Pagemill Pastures, located at 3450 Deer Creek Road, a half-mile from Interstate Highway 280, was under investigation after a city employee witnessed a water truck from the center getting water from a fire hydrant near the property early in 2022. The city sought to determine if Pagemill Pastures had accessed the water illegally and, if so, for how long and how much water had been taken. In March 2022, the city informed the equestrian center that the utilities department had no record of the center having a valid permit for hydrant use or a city-registered meter.
Pagemill Pastures, a 200-acre horse-boarding facility, leases its land from Stanford University. The investigation found that Stanford Land, Buildings & Real Estate management had requested that Pagemill Pastures use its water truck for a one-time delivery of water to another Stanford Land parcel that was using a herd of goats for vegetation management.
Pagemill owns a water tanker truck with a 3,000-gallon capacity used for supplemental water deliveries to its two horse properties, one on Deer Creek Road and the other in San Mateo County.
A tanker-truck driver who works for Pagemill in both San Mateo County and Palo Alto filled up a truck from the Palo Alto hydrant instead of the hydrant in San Mateo County, Palo Alto Utilities Director Dean Batchelor said in an email.

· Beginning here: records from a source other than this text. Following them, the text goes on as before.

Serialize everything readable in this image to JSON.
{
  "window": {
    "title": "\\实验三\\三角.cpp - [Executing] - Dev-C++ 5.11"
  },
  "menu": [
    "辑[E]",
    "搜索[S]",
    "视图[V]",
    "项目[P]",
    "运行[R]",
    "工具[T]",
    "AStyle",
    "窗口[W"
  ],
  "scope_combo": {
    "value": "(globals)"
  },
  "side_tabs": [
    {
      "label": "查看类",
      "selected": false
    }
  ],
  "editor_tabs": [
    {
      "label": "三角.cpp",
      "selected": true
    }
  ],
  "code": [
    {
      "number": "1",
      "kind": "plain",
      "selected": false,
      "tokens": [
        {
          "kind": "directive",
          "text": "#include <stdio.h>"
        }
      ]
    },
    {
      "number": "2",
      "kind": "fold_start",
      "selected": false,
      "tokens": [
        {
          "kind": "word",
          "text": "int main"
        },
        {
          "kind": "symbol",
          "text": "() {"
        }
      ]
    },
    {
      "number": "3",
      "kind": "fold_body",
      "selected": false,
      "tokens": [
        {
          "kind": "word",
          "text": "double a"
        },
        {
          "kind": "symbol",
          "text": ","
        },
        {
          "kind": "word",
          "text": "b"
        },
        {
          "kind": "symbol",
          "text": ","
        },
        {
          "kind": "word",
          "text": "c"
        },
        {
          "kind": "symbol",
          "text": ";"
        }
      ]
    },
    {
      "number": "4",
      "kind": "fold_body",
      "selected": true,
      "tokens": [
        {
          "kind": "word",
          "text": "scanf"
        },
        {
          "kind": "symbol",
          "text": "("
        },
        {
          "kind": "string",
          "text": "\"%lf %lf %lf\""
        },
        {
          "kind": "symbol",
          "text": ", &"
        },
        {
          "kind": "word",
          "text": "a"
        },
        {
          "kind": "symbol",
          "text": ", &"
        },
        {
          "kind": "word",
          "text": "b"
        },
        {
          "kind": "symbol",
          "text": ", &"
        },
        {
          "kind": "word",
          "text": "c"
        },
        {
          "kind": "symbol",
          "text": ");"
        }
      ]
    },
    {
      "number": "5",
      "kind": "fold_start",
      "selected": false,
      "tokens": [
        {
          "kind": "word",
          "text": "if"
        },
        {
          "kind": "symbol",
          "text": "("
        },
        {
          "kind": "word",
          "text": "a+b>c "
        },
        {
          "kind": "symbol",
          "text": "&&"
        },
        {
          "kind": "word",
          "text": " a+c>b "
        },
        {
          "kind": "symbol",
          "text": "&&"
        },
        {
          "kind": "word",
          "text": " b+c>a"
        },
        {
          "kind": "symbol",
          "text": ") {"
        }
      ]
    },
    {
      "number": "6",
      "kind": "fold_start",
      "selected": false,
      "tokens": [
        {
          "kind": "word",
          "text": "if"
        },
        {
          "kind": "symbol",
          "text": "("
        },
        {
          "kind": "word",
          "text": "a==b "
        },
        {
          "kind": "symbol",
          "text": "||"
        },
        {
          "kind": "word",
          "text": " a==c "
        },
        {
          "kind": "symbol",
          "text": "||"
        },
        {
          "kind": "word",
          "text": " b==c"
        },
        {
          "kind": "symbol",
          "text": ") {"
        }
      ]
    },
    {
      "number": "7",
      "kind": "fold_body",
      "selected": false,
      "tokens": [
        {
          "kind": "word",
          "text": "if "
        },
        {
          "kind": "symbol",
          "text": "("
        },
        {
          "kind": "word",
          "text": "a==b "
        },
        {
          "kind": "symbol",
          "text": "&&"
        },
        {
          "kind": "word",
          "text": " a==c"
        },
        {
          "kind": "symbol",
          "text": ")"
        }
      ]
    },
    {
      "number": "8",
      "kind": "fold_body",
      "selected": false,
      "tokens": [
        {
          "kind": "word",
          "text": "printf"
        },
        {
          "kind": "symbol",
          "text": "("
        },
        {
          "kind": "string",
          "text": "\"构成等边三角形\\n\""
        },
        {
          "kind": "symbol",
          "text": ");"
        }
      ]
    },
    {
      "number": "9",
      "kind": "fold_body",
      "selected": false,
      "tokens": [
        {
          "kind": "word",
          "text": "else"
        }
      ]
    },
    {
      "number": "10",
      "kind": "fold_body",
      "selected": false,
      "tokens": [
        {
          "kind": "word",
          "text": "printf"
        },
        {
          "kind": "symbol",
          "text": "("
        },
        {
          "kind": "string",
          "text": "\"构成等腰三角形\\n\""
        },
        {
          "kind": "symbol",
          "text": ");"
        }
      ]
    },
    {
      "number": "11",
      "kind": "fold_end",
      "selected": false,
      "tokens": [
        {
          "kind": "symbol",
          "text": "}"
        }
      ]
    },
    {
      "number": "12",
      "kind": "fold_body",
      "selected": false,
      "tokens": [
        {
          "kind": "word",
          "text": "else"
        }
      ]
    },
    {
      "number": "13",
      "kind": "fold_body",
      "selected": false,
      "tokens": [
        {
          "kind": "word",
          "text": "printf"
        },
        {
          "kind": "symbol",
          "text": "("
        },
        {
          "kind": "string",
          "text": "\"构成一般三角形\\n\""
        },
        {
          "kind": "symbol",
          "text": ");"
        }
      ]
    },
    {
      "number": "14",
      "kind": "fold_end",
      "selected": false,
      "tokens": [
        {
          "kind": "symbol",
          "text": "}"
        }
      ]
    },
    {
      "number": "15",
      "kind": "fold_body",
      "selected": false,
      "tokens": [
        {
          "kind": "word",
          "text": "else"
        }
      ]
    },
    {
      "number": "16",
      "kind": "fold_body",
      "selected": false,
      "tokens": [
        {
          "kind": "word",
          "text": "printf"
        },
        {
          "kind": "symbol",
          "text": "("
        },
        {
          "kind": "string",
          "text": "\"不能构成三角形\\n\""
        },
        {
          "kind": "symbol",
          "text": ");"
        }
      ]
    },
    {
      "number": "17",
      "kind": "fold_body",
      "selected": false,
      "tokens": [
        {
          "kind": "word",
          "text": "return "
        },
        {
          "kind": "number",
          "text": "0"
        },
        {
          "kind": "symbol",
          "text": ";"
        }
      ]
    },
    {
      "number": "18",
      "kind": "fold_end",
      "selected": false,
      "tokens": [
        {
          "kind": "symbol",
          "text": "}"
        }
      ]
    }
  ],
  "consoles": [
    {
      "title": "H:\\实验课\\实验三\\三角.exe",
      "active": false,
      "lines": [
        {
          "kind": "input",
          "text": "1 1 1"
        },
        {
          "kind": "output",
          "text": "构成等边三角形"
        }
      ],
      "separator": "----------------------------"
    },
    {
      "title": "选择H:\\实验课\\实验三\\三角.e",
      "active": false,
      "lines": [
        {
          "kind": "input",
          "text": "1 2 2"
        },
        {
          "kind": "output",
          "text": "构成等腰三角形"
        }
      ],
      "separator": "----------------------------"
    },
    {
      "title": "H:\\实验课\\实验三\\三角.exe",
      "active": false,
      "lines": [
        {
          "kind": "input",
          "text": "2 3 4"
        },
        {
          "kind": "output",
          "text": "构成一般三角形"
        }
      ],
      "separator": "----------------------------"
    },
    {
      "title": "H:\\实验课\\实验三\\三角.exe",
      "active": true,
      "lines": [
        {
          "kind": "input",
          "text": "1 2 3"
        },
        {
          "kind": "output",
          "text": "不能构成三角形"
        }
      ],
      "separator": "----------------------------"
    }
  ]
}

The only problem was that Pagemill, while it has a valid water hydrant meter issued by San Mateo County, has never had a hydrant meter issued by Palo Alto.
"Since the volume of the tanker truck is around 3,000 gallons (equivalent to about 400 hundred cubic feet or ccf), we estimate this was the volume of water used in this incident," Batchelor said.
As a result of the investigation, Pagemill will need to pay the city $34, utilities spokeswoman Catherine Elvert said.
"This inadvertent, though still illegal, access of the Palo Alto system was viewed by CPAU (City of Palo Alto Utilities) staff who correctly determined that a Palo Alto hydrant meter was not being used to measure the water to fill the truck. This is what led to the initial allegation of theft of water," Batchelor said.
"There was coverage in the press and public outcry as this was a dry, hot time of year," he said. "This was unfortunate because CPAU had not had time to fully investigate the issue."
As part of its investigation, Palo Alto Utilities monitored, graphed and evaluated the daily water consumption of Pagemill Pastures and found consistent usage for its allotted horse population over the years. Wide-scale use of non-metered water by the tanker truck would have resulted in much greater fluctuations in their use of metered water over the years, he said.
"Therefore, it appears the unmetered use of water was inadvertent and does not suggest that Pagemill Pastures was knowingly (or unknowingly) using water without paying for it. Since Pagemill Pastures is the tenant at this location and the utilities customer on record, the company will be billed for this water use to rectify the situation," Batchelor said.
Pagemill owner/manager Giselle Turchet said by phone that she had no comment on the investigation but indicated she felt vindicated by the findings.